Facilitating the Spread of Knowledge and Innovation in Professional Software Development

Write for InfoQ


Choose your language

InfoQ Homepage Articles It Ain't Necessarily So: Exploring Type Systems for Verifying Musical Correctness

It Ain't Necessarily So: Exploring Type Systems for Verifying Musical Correctness

Leia em Português

Key Takeaways

  • As an increasing proportion of our culture becomes codified, we need to consider how to authentically express theory and insights from diverse fields in our software.
  • Music is an excellent domain to explore using programming, because it has a long history of notation and is governed by pattern-based rules.
  • Music theorists have been fascinated by what makes music correct for centuries. Now that we can write music using programming languages, we have the opportunity to cross-pollinate lessons in correctness between music and programming.
  • In this article Chris explores how music can be type checked, using the Mezzo Haskell library and Idris’ dependent types as examples.

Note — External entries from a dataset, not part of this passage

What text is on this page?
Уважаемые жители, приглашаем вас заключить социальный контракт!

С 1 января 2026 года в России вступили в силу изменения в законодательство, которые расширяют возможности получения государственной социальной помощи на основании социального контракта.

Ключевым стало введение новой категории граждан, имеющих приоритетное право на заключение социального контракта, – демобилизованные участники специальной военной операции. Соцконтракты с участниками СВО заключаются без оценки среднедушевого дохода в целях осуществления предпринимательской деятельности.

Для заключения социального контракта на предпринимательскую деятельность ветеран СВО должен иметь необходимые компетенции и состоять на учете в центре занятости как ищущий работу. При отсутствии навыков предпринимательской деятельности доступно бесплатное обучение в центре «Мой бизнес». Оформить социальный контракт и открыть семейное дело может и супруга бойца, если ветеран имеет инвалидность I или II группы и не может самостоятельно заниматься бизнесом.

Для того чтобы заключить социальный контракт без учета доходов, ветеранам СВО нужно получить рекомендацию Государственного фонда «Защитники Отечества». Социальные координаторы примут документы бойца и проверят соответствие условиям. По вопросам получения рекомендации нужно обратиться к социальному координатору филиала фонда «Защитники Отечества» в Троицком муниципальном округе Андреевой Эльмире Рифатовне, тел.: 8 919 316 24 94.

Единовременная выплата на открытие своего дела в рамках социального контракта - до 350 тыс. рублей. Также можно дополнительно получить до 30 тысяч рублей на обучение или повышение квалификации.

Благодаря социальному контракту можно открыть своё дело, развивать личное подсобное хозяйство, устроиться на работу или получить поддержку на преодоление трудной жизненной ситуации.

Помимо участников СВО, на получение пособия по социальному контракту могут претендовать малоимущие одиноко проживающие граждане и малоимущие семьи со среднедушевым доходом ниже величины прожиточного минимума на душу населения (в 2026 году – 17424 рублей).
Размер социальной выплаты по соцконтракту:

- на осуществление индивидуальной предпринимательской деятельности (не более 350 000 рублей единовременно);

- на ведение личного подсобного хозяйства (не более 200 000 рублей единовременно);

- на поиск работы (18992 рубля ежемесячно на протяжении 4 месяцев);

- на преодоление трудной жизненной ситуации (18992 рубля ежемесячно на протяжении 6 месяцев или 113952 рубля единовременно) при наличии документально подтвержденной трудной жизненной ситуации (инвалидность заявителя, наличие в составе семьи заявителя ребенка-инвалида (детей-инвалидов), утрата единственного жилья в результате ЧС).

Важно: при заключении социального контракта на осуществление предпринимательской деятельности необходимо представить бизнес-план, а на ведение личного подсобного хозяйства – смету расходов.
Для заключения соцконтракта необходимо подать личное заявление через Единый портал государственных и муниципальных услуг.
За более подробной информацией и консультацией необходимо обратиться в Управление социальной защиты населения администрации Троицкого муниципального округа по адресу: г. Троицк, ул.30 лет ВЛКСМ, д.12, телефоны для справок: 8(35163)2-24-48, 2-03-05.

I’ve given a lot of talks on representing music using programming languages. It’s a popular subject, because it tickles the engineer’s mechanical curiosity as well as plugging-in to music’s universal relatability.

What does it look like? There are musical coding environments for many different programming languages. Two popular ones are TidalCycles for Haskell and Sonic Pi for Ruby on the Raspberry Pi. Here’s an example using my Leipzig composition library. As it’s written in Clojure, there is no type checking.

(def row-row-row-your-boat
  (phrase [3/3 3/3 2/3 1/3 3/3]
          [  0   0   0   1   2]))

->> row-row-row-your-boat
  (canon (simple 4))
  (where :pitch (comp C major))
  (where :time (bpm 90))

Durations and pitches are represented as integer and ratio literals, which can be a little cumbersome. Programming really shines when it comes to musical transformations, for example above where the original melody fragment is given an accompaniment, put in the key of C major and given a tempo of 90 beats per minute.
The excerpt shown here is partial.